E)        The Department may compare the estimate with available information on the cost of other single premium life annuities.

 

F)         In calculating the amount of the community spouse's income after approval of a substitute CSRA, the Department shall deem the amount of the monthly annuity payments as being available to the community spouse, although it will not require the actual purchase of an annuity.

 

g)         The appeal hearing described in subsection (d)(2) of this Section shall be held within 30 days after the date the appeal is filed.

 

h)         A transfer of resources under subsection (d) of this Section from the institutionalized spouse to the community spouse shall be made as soon as practicable after the date of initial determination of eligibility and before the first regularly scheduled redetermination of eligibility, taking into account such time as may be necessary to obtain a court order under subsection (d)(3) of this Section.  If a transfer of resources to a community spouse has not been made by the first scheduled redetermination and no petition for an order of spousal support is pending judicial review, the resources shall be considered available to the institutionalized spouse.

 

i)          Assignment of Support Rights.
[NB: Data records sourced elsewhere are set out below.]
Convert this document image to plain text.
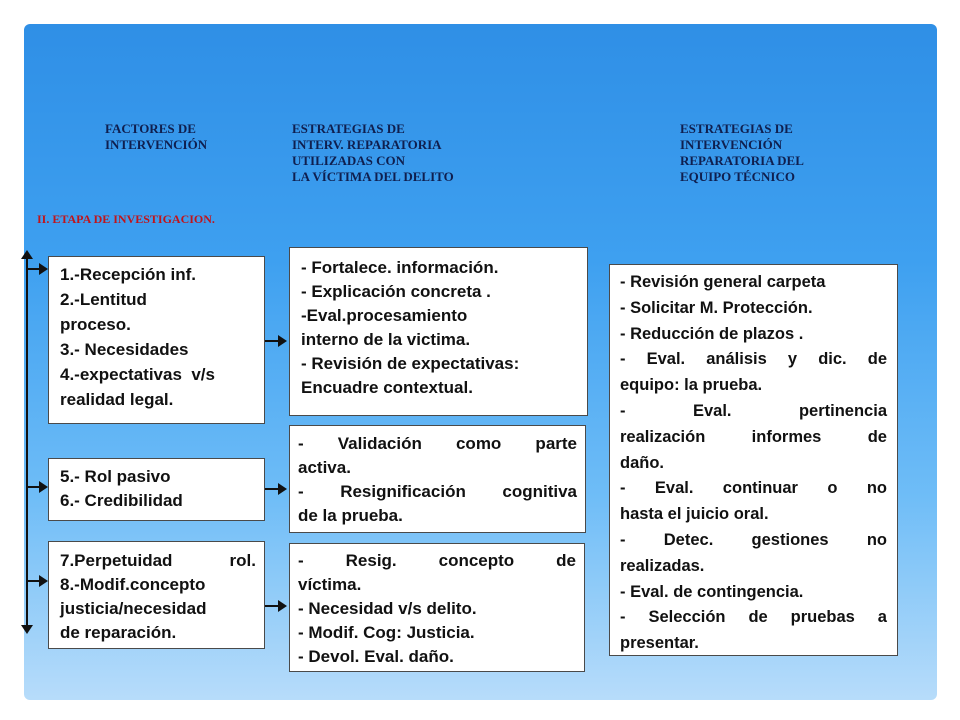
FACTORES DE
INTERVENCIÓN
ESTRATEGIAS DE
INTERV. REPARATORIA
UTILIZADAS CON
LA VÍCTIMA DEL DELITO
ESTRATEGIAS DE
INTERVENCIÓN
REPARATORIA DEL
EQUIPO TÉCNICO
II. ETAPA DE INVESTIGACION.
1.-Recepción inf.
2.-Lentitud
proceso.
3.- Necesidades
4.-expectativas  v/s
realidad legal.
5.- Rol pasivo
6.- Credibilidad
7.Perpetuidad rol.
8.-Modif.concepto
justicia/necesidad
de reparación.
- Fortalece. información.
- Explicación concreta .
-Eval.procesamiento
interno de la victima.
- Revisión de expectativas:
Encuadre contextual.
- Validación como parte
activa.
- Resignificación cognitiva
de la prueba.
- Resig. concepto de
víctima.
- Necesidad v/s delito.
- Modif. Cog: Justicia.
- Devol. Eval. daño.
- Revisión general carpeta
- Solicitar M. Protección.
- Reducción de plazos .
- Eval. análisis y dic. de
equipo: la prueba.
- Eval. pertinencia
realización informes de
daño.
- Eval. continuar o no
hasta el juicio oral.
- Detec. gestiones no
realizadas.
- Eval. de contingencia.
- Selección de pruebas a
presentar.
The institutionalized spouse shall not be ineligible by reason of resources determined under subsection (c)(4) to be available for the cost of care when:

 

1)         the institutionalized spouse has assigned to the State any rights to support from the community spouse (see Section 120.319);

 

2)         the institutionalized spouse lacks the ability to execute an assignment due to physical or mental impairment, but the State has the right to bring a support proceeding against a community spouse without that assignment; or

 

3)         the State determines that denial of eligibility would work an undue hardship (see Section 120.388(r)(1)).

 

j)          Effective July 1, 2012, if an institutionalized spouse or community spouse refuses to provide the Department the total value of assets, including income and resources, to the extent either the institutionalized spouse or community spouse has ownership interest in them, that refusal may result in the institutionalized spouse being denied eligibility and continuing to remain ineligible for long term care based on failure to cooperate.

 

k)         Effective July 1, 2012, theDepartment may pursue any available legal process to enforce its right of assignment to support against the community spouse or any other responsible person pursuant to Section 120.319. 

 

1)         The Department may seek support, for an institutionalized spouse who has assigned his or her right of support from his or her spouse to the State, from the resources and income available to the community spouse.

 

2)         The Department may bring an action in the circuit court to establish support orders or itself establish administrative support orders by any means and procedures authorized under the Public Aid Code, as applicable, except that the standard and regulations for determining ability to support in Section 10-3 of the Public Aid Code shall not limit the amount of support that may be ordered.

 

3)         Proceedings may be initiated to obtain support, or for the recovery of aid granted during the period support was not provided, or both, for the obtainment of support and the recovery of the aid provided.  Proceedings for the recovery of aid may be taken separately or they may be consolidated with actions to obtain support.  The proceedings may be brought in the name of the person or persons requiring support or may be brought in the name of the Department, as the case requires.

 

4)         The orders for the payment of moneys for the support of the person shall be just and equitable and may direct support payment for the periods the circumstances require, including support for a period before the date the order for support is entered.  In no event shall the orders reduce the community spouse resource allowance below the level established in subsection (d) or an amount set after a fair hearing pursuant to subsection (f), whichever is greater, or reduce the monthly maintenance allowance for the community spouse below the level permitted pursuant to subsection (e).